China is seeking compensation of US$3 billion from Ukraine for the breach of a loans-for-grain contract signed in 2012, Russian media reported yesterday.
Under the deal, the Export-Import Bank of China provided the loan to Kiev in exchange for supplies of grain.
Citing a Ukrainian parliament official, the ITAR-TASS news agency reported that the State Food and Grain Corporation of Ukraine has used part of the US$3 billion Chinese loan to instead provide crops for other countries and parties, including Ethiopia, Iran, Kenya and Syrian opposition groups.
So far, Chinese importers have only received US$153 million worth of Ukrainian grain, or 180,000 tonnes, the report said.
The report was carried by the Chinese-language service of The Voice of Russia radio. There has been no official comment from China Exim Bank on the report.
The Ukrainian parliamentary official said China has already lodged a case against Ukraine at the London Court of International Arbitration. The report did not mention the date or any further details on the case.

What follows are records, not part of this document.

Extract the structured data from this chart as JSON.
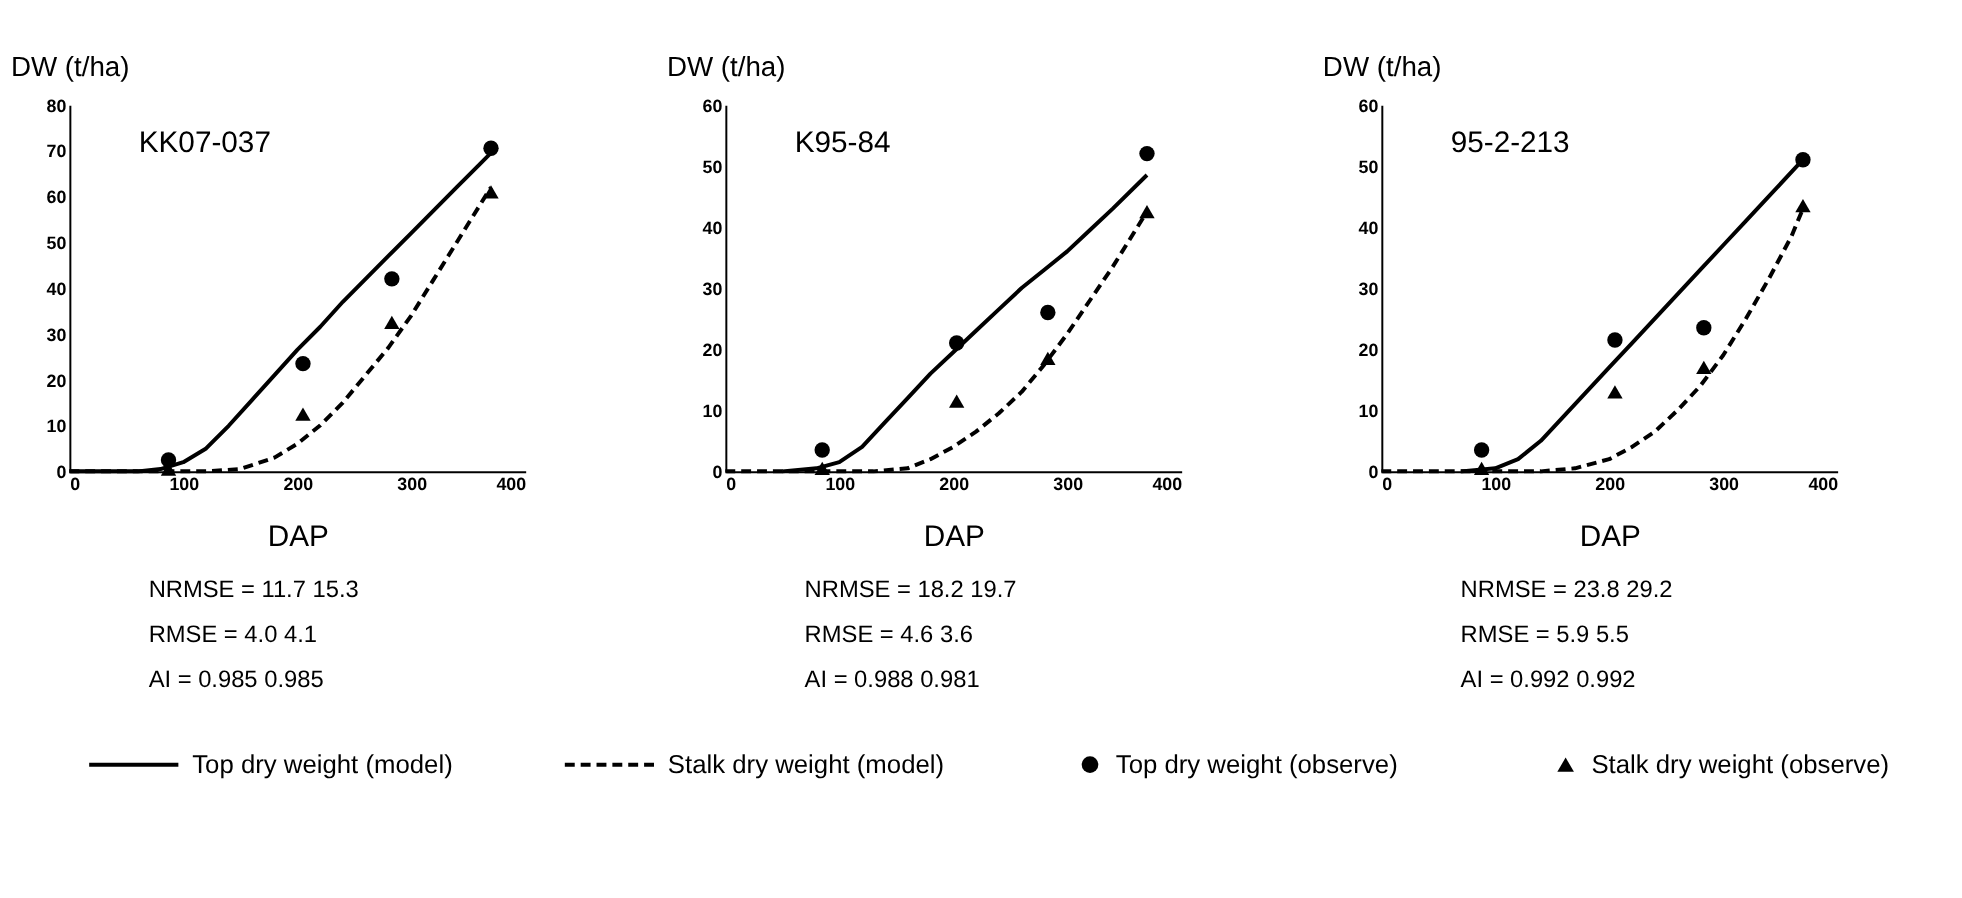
{
  "chart_data": [
    {
      "type": "line",
      "title": "KK07-037",
      "xlabel": "DAP",
      "ylabel": "DW (t/ha)",
      "xlim": [
        0,
        400
      ],
      "xticks": [
        0,
        100,
        200,
        300,
        400
      ],
      "ylim": [
        0,
        80
      ],
      "yticks": [
        0,
        10,
        20,
        30,
        40,
        50,
        60,
        70,
        80
      ],
      "grid": false,
      "legend": "bottom",
      "series": [
        {
          "name": "Top dry weight (model)",
          "line_style": "solid",
          "color": "#000000",
          "x": [
            0,
            60,
            80,
            100,
            120,
            140,
            160,
            180,
            200,
            220,
            240,
            260,
            280,
            300,
            320,
            340,
            360,
            370
          ],
          "values": [
            0,
            0,
            0.5,
            2,
            5,
            10,
            15.5,
            21,
            26.5,
            31.5,
            37,
            42,
            47,
            52,
            57,
            62,
            67,
            69.5
          ]
        },
        {
          "name": "Stalk dry weight (model)",
          "line_style": "dashed",
          "color": "#000000",
          "x": [
            0,
            120,
            150,
            180,
            200,
            220,
            240,
            260,
            280,
            300,
            320,
            340,
            360,
            370
          ],
          "values": [
            0,
            0,
            0.5,
            3,
            6,
            10,
            15,
            21,
            27,
            34,
            42,
            50,
            58,
            62
          ]
        },
        {
          "name": "Top dry weight (observe)",
          "type": "scatter",
          "marker": "circle",
          "color": "#000000",
          "x": [
            87,
            205,
            283,
            370
          ],
          "values": [
            2.5,
            23.5,
            42,
            70.5
          ]
        },
        {
          "name": "Stalk dry weight (observe)",
          "type": "scatter",
          "marker": "triangle",
          "color": "#000000",
          "x": [
            87,
            205,
            283,
            370
          ],
          "values": [
            0.5,
            12.5,
            32.5,
            61
          ]
        }
      ],
      "annotations": [
        "NRMSE   =   11.7      15.3",
        "RMSE      =   4.0        4.1",
        "AI           =   0.985    0.985"
      ]
    },
    {
      "type": "line",
      "title": "K95-84",
      "xlabel": "DAP",
      "ylabel": "DW (t/ha)",
      "xlim": [
        0,
        400
      ],
      "xticks": [
        0,
        100,
        200,
        300,
        400
      ],
      "ylim": [
        0,
        60
      ],
      "yticks": [
        0,
        10,
        20,
        30,
        40,
        50,
        60
      ],
      "grid": false,
      "series": [
        {
          "line_style": "solid",
          "color": "#000000",
          "x": [
            50,
            80,
            100,
            120,
            140,
            160,
            180,
            200,
            220,
            240,
            260,
            280,
            300,
            320,
            340,
            370
          ],
          "values": [
            0,
            0.5,
            1.5,
            4,
            8,
            12,
            16,
            19.5,
            23,
            26.5,
            30,
            33,
            36,
            39.5,
            43,
            48.5
          ]
        },
        {
          "line_style": "dashed",
          "color": "#000000",
          "x": [
            0,
            130,
            160,
            180,
            200,
            220,
            240,
            260,
            280,
            300,
            320,
            340,
            360,
            370
          ],
          "values": [
            0,
            0,
            0.5,
            2,
            4,
            6.5,
            9.5,
            13,
            17.5,
            22.5,
            28,
            33.5,
            39.5,
            42.5
          ]
        },
        {
          "type": "scatter",
          "marker": "circle",
          "color": "#000000",
          "x": [
            85,
            203,
            283,
            370
          ],
          "values": [
            3.5,
            21,
            26,
            52
          ]
        },
        {
          "type": "scatter",
          "marker": "triangle",
          "color": "#000000",
          "x": [
            85,
            203,
            283,
            370
          ],
          "values": [
            0.5,
            11.5,
            18.5,
            42.5
          ]
        }
      ],
      "annotations": [
        "NRMSE   =   18.2      19.7",
        "RMSE      =   4.6        3.6",
        "AI           =   0.988    0.981"
      ]
    },
    {
      "type": "line",
      "title": "95-2-213",
      "xlabel": "DAP",
      "ylabel": "DW (t/ha)",
      "xlim": [
        0,
        400
      ],
      "xticks": [
        0,
        100,
        200,
        300,
        400
      ],
      "ylim": [
        0,
        60
      ],
      "yticks": [
        0,
        10,
        20,
        30,
        40,
        50,
        60
      ],
      "grid": false,
      "series": [
        {
          "line_style": "solid",
          "color": "#000000",
          "x": [
            70,
            100,
            120,
            140,
            160,
            180,
            200,
            220,
            240,
            260,
            280,
            300,
            320,
            340,
            370
          ],
          "values": [
            0,
            0.5,
            2,
            5,
            9,
            13,
            17,
            21,
            25,
            29,
            33,
            37,
            41,
            45,
            51
          ]
        },
        {
          "line_style": "dashed",
          "color": "#000000",
          "x": [
            0,
            140,
            170,
            200,
            220,
            240,
            260,
            280,
            300,
            320,
            340,
            360,
            370
          ],
          "values": [
            0,
            0,
            0.5,
            2,
            4,
            6.5,
            10,
            14,
            19,
            25,
            31.5,
            38.5,
            43
          ]
        },
        {
          "type": "scatter",
          "marker": "circle",
          "color": "#000000",
          "x": [
            88,
            205,
            283,
            370
          ],
          "values": [
            3.5,
            21.5,
            23.5,
            51
          ]
        },
        {
          "type": "scatter",
          "marker": "triangle",
          "color": "#000000",
          "x": [
            88,
            205,
            283,
            370
          ],
          "values": [
            0.5,
            13,
            17,
            43.5
          ]
        }
      ],
      "annotations": [
        "NRMSE   =   23.8      29.2",
        "RMSE      =   5.9        5.5",
        "AI           =   0.992    0.992"
      ]
    }
  ]
}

In March, the Worldwide News Ukraine news agency reported that the first half of the Chinese loan was delivered to Kiev, and Ukraine planned then to export four million tonnes of grain last year.
The loan contract stipulated the supply of Ukrainian grain over 15 years. The annual volume of grain exports would vary but would not exceed six million tonnes a year.

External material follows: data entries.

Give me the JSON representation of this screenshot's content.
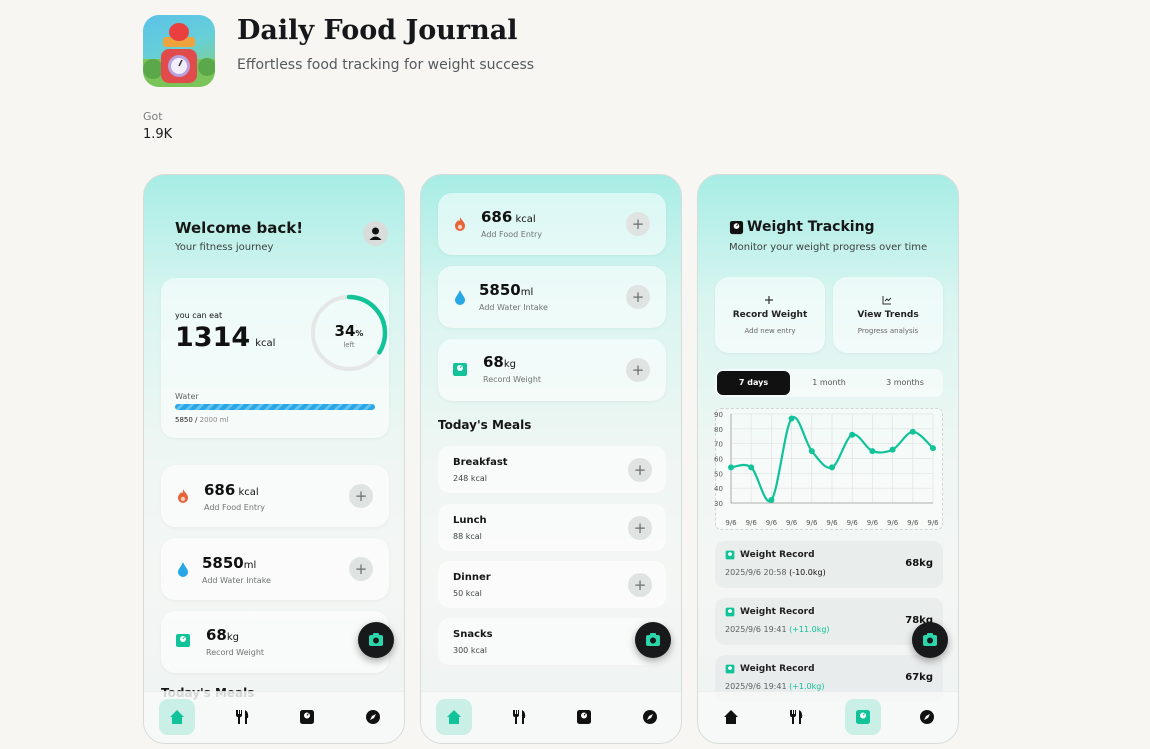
{
  "app": {
    "title": "Daily Food Journal",
    "subtitle": "Effortless food tracking for weight success",
    "got_label": "Got",
    "got_value": "1.9K"
  },
  "colors": {
    "accent": "#12c39a",
    "water": "#29a6e6",
    "fire": "#e9633a",
    "dark": "#18191b"
  },
  "screen1": {
    "welcome": "Welcome back!",
    "subtitle": "Your fitness journey",
    "summary": {
      "label": "you can eat",
      "kcal": "1314",
      "kcal_unit": "kcal",
      "percent": "34",
      "percent_sign": "%",
      "percent_label": "left",
      "percent_fraction": 0.34,
      "water_label": "Water",
      "water_current": "5850",
      "water_sep": " / ",
      "water_target": "2000 ml"
    },
    "metrics": [
      {
        "value": "686",
        "unit": " kcal",
        "label": "Add Food Entry",
        "icon": "fire-icon"
      },
      {
        "value": "5850",
        "unit": "ml",
        "label": "Add Water Intake",
        "icon": "water-drop-icon"
      },
      {
        "value": "68",
        "unit": "kg",
        "label": "Record Weight",
        "icon": "scale-icon"
      }
    ],
    "meals_heading_partial": "Today's Meals"
  },
  "screen2": {
    "metrics": [
      {
        "value": "686",
        "unit": " kcal",
        "label": "Add Food Entry"
      },
      {
        "value": "5850",
        "unit": "ml",
        "label": "Add Water Intake"
      },
      {
        "value": "68",
        "unit": "kg",
        "label": "Record Weight"
      }
    ],
    "meals_heading": "Today's Meals",
    "meals": [
      {
        "name": "Breakfast",
        "kcal": "248 kcal"
      },
      {
        "name": "Lunch",
        "kcal": "88 kcal"
      },
      {
        "name": "Dinner",
        "kcal": "50 kcal"
      },
      {
        "name": "Snacks",
        "kcal": "300 kcal"
      }
    ]
  },
  "screen3": {
    "title": "Weight Tracking",
    "subtitle": "Monitor your weight progress over time",
    "actions": [
      {
        "title": "Record Weight",
        "sub": "Add new entry",
        "icon": "plus-icon"
      },
      {
        "title": "View Trends",
        "sub": "Progress analysis",
        "icon": "chart-icon"
      }
    ],
    "ranges": [
      "7 days",
      "1 month",
      "3 months"
    ],
    "selected_range": "7 days",
    "records": [
      {
        "title": "Weight Record",
        "date": "2025/9/6 20:58",
        "delta": "(-10.0kg)",
        "value": "68kg"
      },
      {
        "title": "Weight Record",
        "date": "2025/9/6 19:41",
        "delta": "(+11.0kg)",
        "value": "78kg"
      },
      {
        "title": "Weight Record",
        "date": "2025/9/6 19:41",
        "delta": "(+1.0kg)",
        "value": "67kg"
      }
    ]
  },
  "chart_data": {
    "type": "line",
    "x": [
      "9/6",
      "9/6",
      "9/6",
      "9/6",
      "9/6",
      "9/6",
      "9/6",
      "9/6",
      "9/6",
      "9/6",
      "9/6"
    ],
    "series": [
      {
        "values": [
          54,
          54,
          32,
          87,
          65,
          54,
          76,
          65,
          66,
          78,
          67
        ]
      }
    ],
    "yticks": [
      "90",
      "80",
      "70",
      "60",
      "50",
      "40",
      "30"
    ],
    "ylim": [
      30,
      90
    ],
    "grid": true,
    "color": "#12c39a"
  },
  "nav": {
    "tabs": [
      "home-icon",
      "utensils-icon",
      "scale-icon",
      "compass-icon"
    ]
  }
}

The Ukrainian parliament would provide state guarantees for the loan-for-grain contract, the report added.
China has stepped up agricultural co-operation with Ukraine in recent years. The Xinjiang Production and Construction Corps said last year it had reached an agreement with KSG Agro, a leading Ukraine agricultural company, on a 50-year programme to secure produce from three million hectares of Ukrainian farmland for Chinese consumers.
But KSG later denied it was "selling" any land to any Chinese companies, and that the agreement was a "letter of intent" concerning a transfer of irrigation technology from Xinjiang.